Жан, вытянув руки на плуге, следил за тем, чтобы борозды получались прямые, как будто их провели по веревочке; лошадь же плелась, низко понурив голову и глубоко увязая копытами в пашне; движения ее были однообразны и непрерывны. Когда на лемех налипали комья грязи и травы, Жан встряхивал плуг, ударял по нему обоими кулаками, и плуг снова скользил дальше, оставляя позади себя осыпающуюся, словно живую, жирную и взрытую до нутра землю.
Жан дошел до конца борозды, повернул и начал другую.

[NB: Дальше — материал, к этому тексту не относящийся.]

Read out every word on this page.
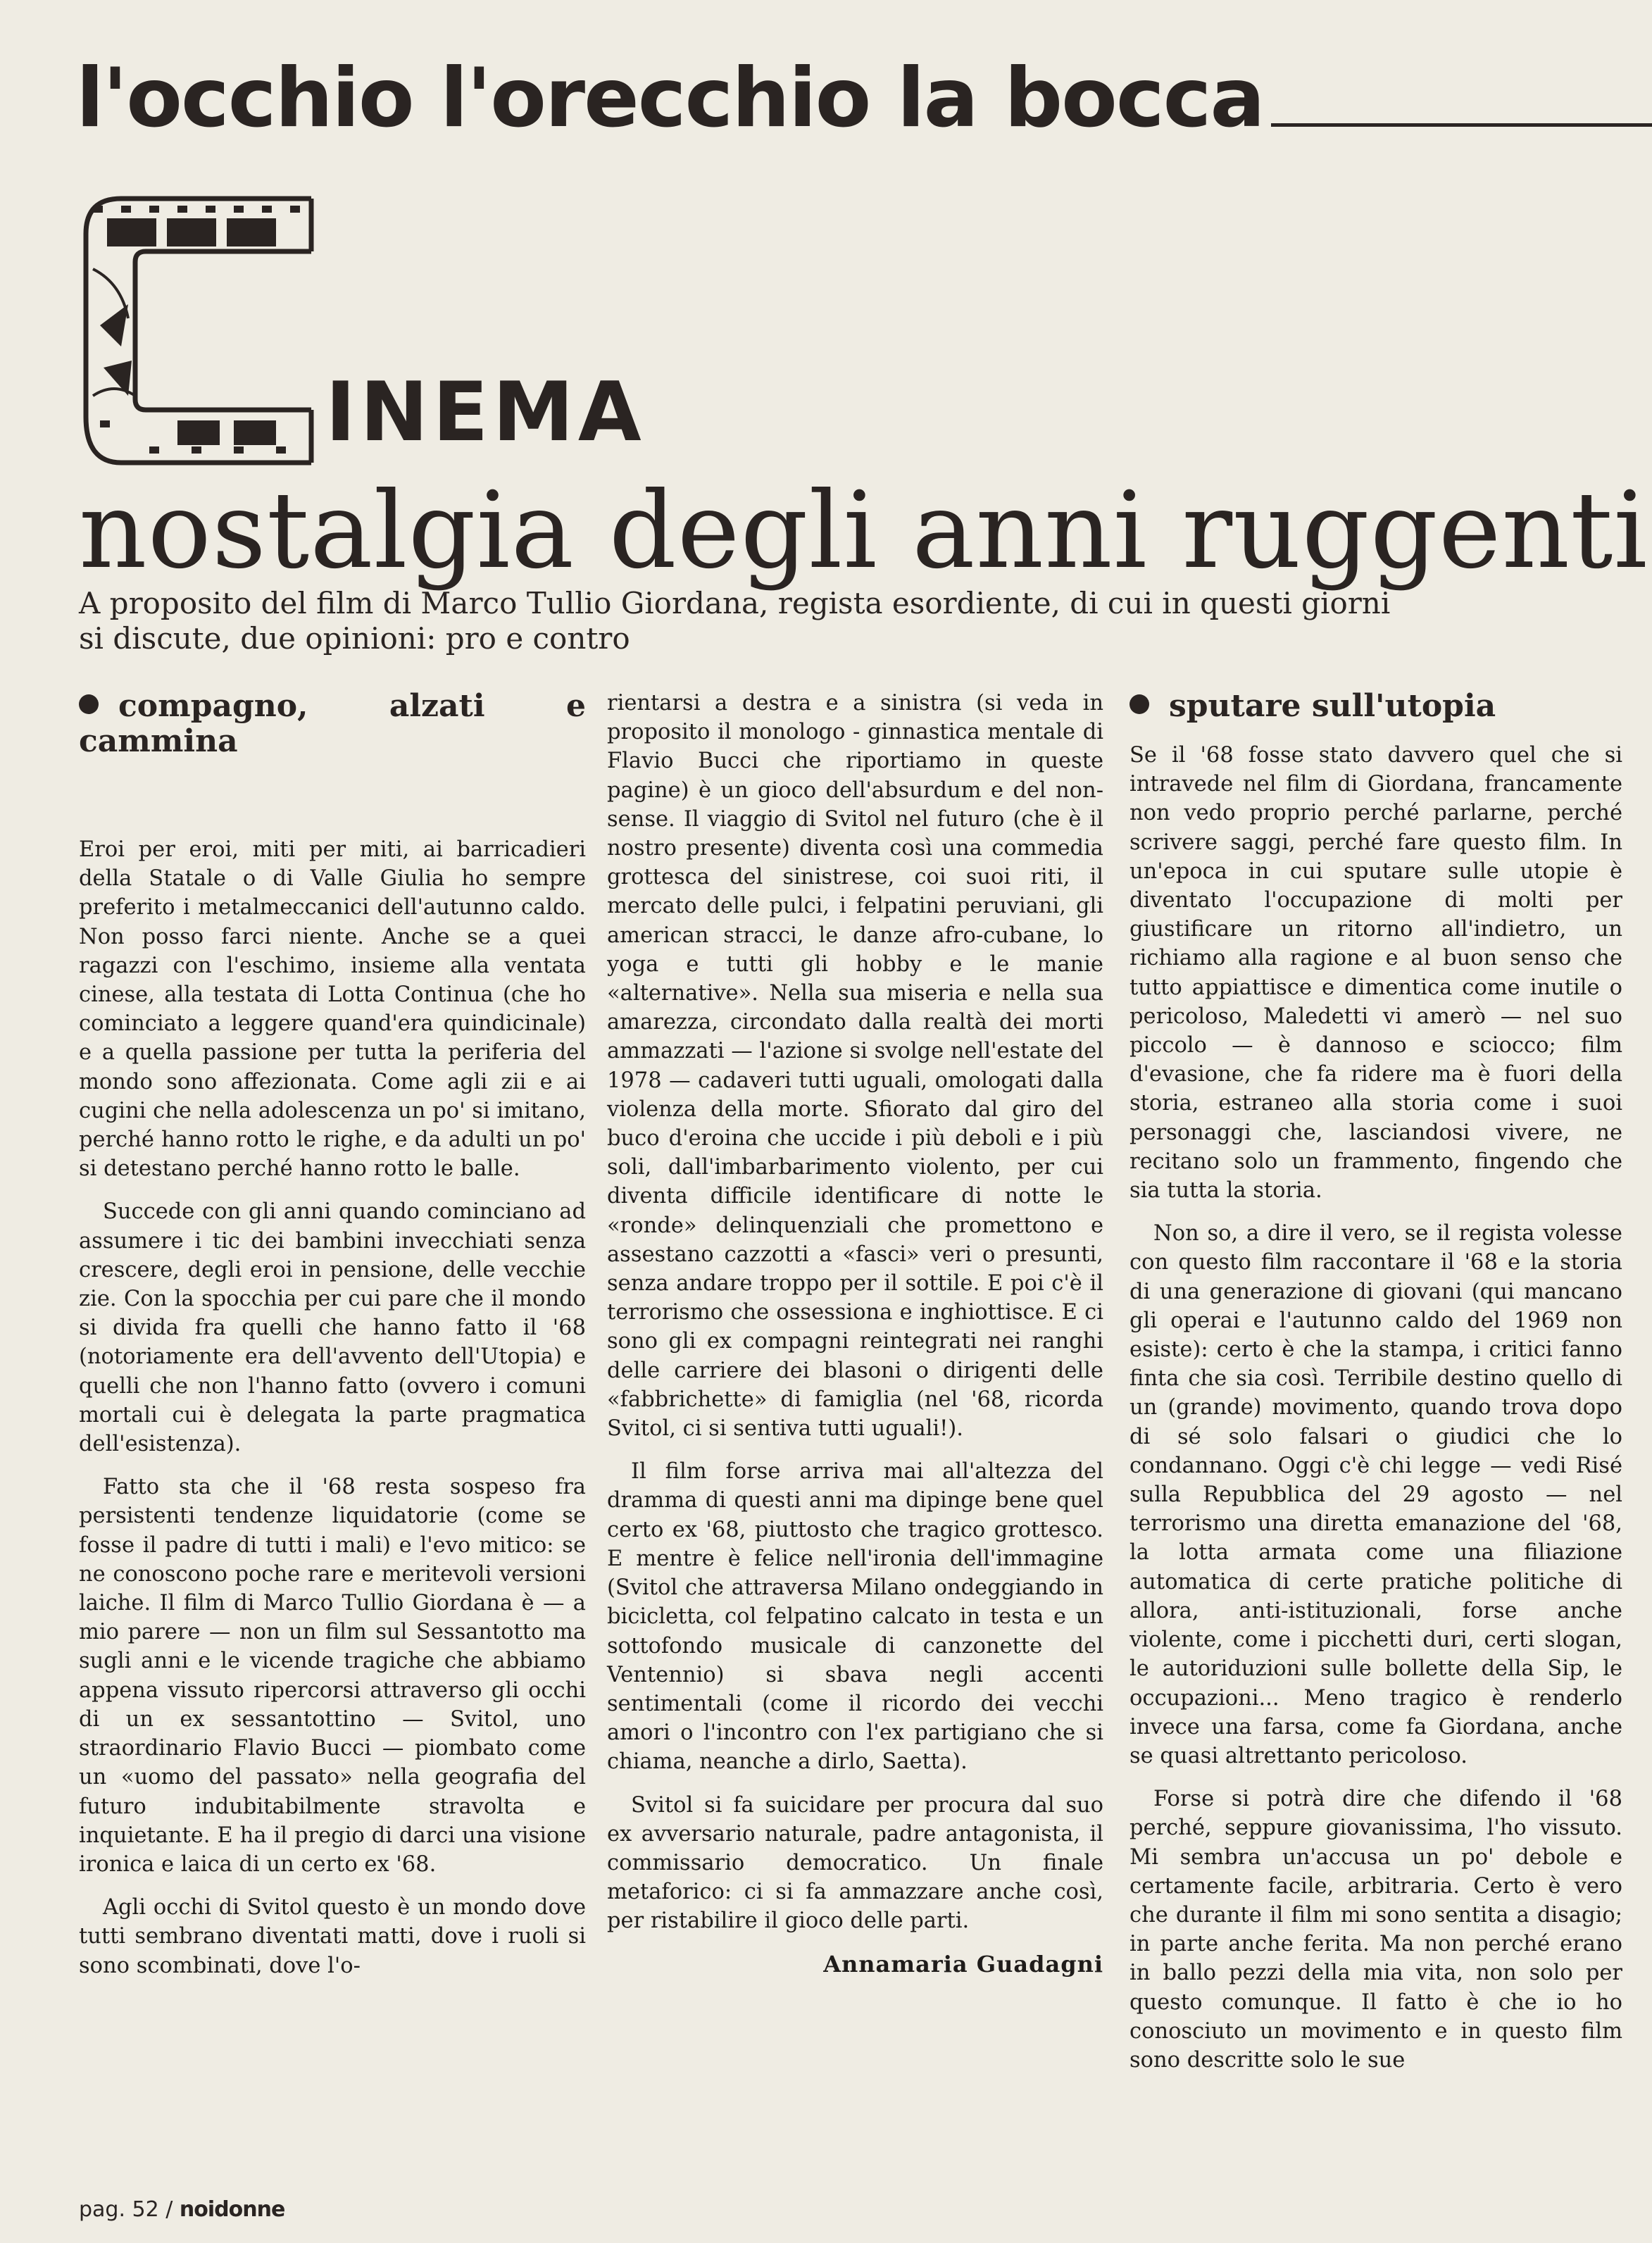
l'occhio l'orecchio la bocca
INEMA
nostalgia degli anni ruggenti
A proposito del film di Marco Tullio Giordana, regista esordiente, di cui in questi giorni si discute, due opinioni: pro e contro
compagno, alzati e cammina

Eroi per eroi, miti per miti, ai barricadieri della Statale o di Valle Giulia ho sempre preferito i metalmeccanici dell'autunno caldo. Non posso farci niente. Anche se a quei ragazzi con l'eschimo, insieme alla ventata cinese, alla testata di Lotta Continua (che ho cominciato a leggere quand'era quindicinale) e a quella passione per tutta la periferia del mondo sono affezionata. Come agli zii e ai cugini che nella adolescenza un po' si imitano, perché hanno rotto le righe, e da adulti un po' si detestano perché hanno rotto le balle.

Succede con gli anni quando cominciano ad assumere i tic dei bambini invecchiati senza crescere, degli eroi in pensione, delle vecchie zie. Con la spocchia per cui pare che il mondo si divida fra quelli che hanno fatto il '68 (notoriamente era dell'avvento dell'Utopia) e quelli che non l'hanno fatto (ovvero i comuni mortali cui è delegata la parte pragmatica dell'esistenza).

Fatto sta che il '68 resta sospeso fra persistenti tendenze liquidatorie (come se fosse il padre di tutti i mali) e l'evo mitico: se ne conoscono poche rare e meritevoli versioni laiche. Il film di Marco Tullio Giordana è — a mio parere — non un film sul Sessantotto ma sugli anni e le vicende tragiche che abbiamo appena vissuto ripercorsi attraverso gli occhi di un ex sessantottino — Svitol, uno straordinario Flavio Bucci — piombato come un «uomo del passato» nella geografia del futuro indubitabilmente stravolta e inquietante. E ha il pregio di darci una visione ironica e laica di un certo ex '68.

Agli occhi di Svitol questo è un mondo dove tutti sembrano diventati matti, dove i ruoli si sono scombinati, dove l'o-

rientarsi a destra e a sinistra (si veda in proposito il monologo - ginnastica mentale di Flavio Bucci che riportiamo in queste pagine) è un gioco dell'absurdum e del non-sense. Il viaggio di Svitol nel futuro (che è il nostro presente) diventa così una commedia grottesca del sinistrese, coi suoi riti, il mercato delle pulci, i felpatini peruviani, gli american stracci, le danze afro-cubane, lo yoga e tutti gli hobby e le manie «alternative». Nella sua miseria e nella sua amarezza, circondato dalla realtà dei morti ammazzati — l'azione si svolge nell'estate del 1978 — cadaveri tutti uguali, omologati dalla violenza della morte. Sfiorato dal giro del buco d'eroina che uccide i più deboli e i più soli, dall'imbarbarimento violento, per cui diventa difficile identificare di notte le «ronde» delinquenziali che promettono e assestano cazzotti a «fasci» veri o presunti, senza andare troppo per il sottile. E poi c'è il terrorismo che ossessiona e inghiottisce. E ci sono gli ex compagni reintegrati nei ranghi delle carriere dei blasoni o dirigenti delle «fabbrichette» di famiglia (nel '68, ricorda Svitol, ci si sentiva tutti uguali!).

Il film forse arriva mai all'altezza del dramma di questi anni ma dipinge bene quel certo ex '68, piuttosto che tragico grottesco. E mentre è felice nell'ironia dell'immagine (Svitol che attraversa Milano ondeggiando in bicicletta, col felpatino calcato in testa e un sottofondo musicale di canzonette del Ventennio) si sbava negli accenti sentimentali (come il ricordo dei vecchi amori o l'incontro con l'ex partigiano che si chiama, neanche a dirlo, Saetta).

Svitol si fa suicidare per procura dal suo ex avversario naturale, padre antagonista, il commissario democratico. Un finale metaforico: ci si fa ammazzare anche così, per ristabilire il gioco delle parti.

Annamaria Guadagni
sputare sull'utopia

Se il '68 fosse stato davvero quel che si intravede nel film di Giordana, francamente non vedo proprio perché parlarne, perché scrivere saggi, perché fare questo film. In un'epoca in cui sputare sulle utopie è diventato l'occupazione di molti per giustificare un ritorno all'indietro, un richiamo alla ragione e al buon senso che tutto appiattisce e dimentica come inutile o pericoloso, Maledetti vi amerò — nel suo piccolo — è dannoso e sciocco; film d'evasione, che fa ridere ma è fuori della storia, estraneo alla storia come i suoi personaggi che, lasciandosi vivere, ne recitano solo un frammento, fingendo che sia tutta la storia.

Non so, a dire il vero, se il regista volesse con questo film raccontare il '68 e la storia di una generazione di giovani (qui mancano gli operai e l'autunno caldo del 1969 non esiste): certo è che la stampa, i critici fanno finta che sia così. Terribile destino quello di un (grande) movimento, quando trova dopo di sé solo falsari o giudici che lo condannano. Oggi c'è chi legge — vedi Risé sulla Repubblica del 29 agosto — nel terrorismo una diretta emanazione del '68, la lotta armata come una filiazione automatica di certe pratiche politiche di allora, anti-istituzionali, forse anche violente, come i picchetti duri, certi slogan, le autoriduzioni sulle bollette della Sip, le occupazioni... Meno tragico è renderlo invece una farsa, come fa Giordana, anche se quasi altrettanto pericoloso.

Forse si potrà dire che difendo il '68 perché, seppure giovanissima, l'ho vissuto. Mi sembra un'accusa un po' debole e certamente facile, arbitraria. Certo è vero che durante il film mi sono sentita a disagio; in parte anche ferita. Ma non perché erano in ballo pezzi della mia vita, non solo per questo comunque. Il fatto è che io ho conosciuto un movimento e in questo film sono descritte solo le sue

pag. 52 / noidonne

Вскоре крепкий душистый дурман, поднимавшийся от всей этой развороченной земли с ее влажными ямками, в которых набухают ростки, захватил и опьянил пахаря. Его тяжелая походка, неподвижная устремленность взгляда усиливали это состояние. Никогда он не сделается настоящим крестьянином! Земля не была его стихией. Он всегда оставался городским рабочим, солдатом, принимавшим участие в итальянской кампании, и то, чего крестьяне не видели и не ощущали, он видел и ощущал, — эту великую печаль мирной равнины, могучее дыхание земли, палимой солнцем или орошаемой дождем. Он всегда думал о деревенском уединении. Но как глупы были его мечты о том, что, бросив ружье и рубанок и взяв в руки плуг, он обретет вожделенный покой! Пусть на земле царит тишина, пусть земля эта будет желанной для тех, кто ее любит, — поселения, прилепившиеся к ней, как гнезда паразитов, с людьми-насекомыми, питающимися ее плотью, все равно опоганят и отравят ее. Он не помнил, чтобы страдал когда-нибудь сильнее, чем со времени своего уже давнего переезда в Бордери.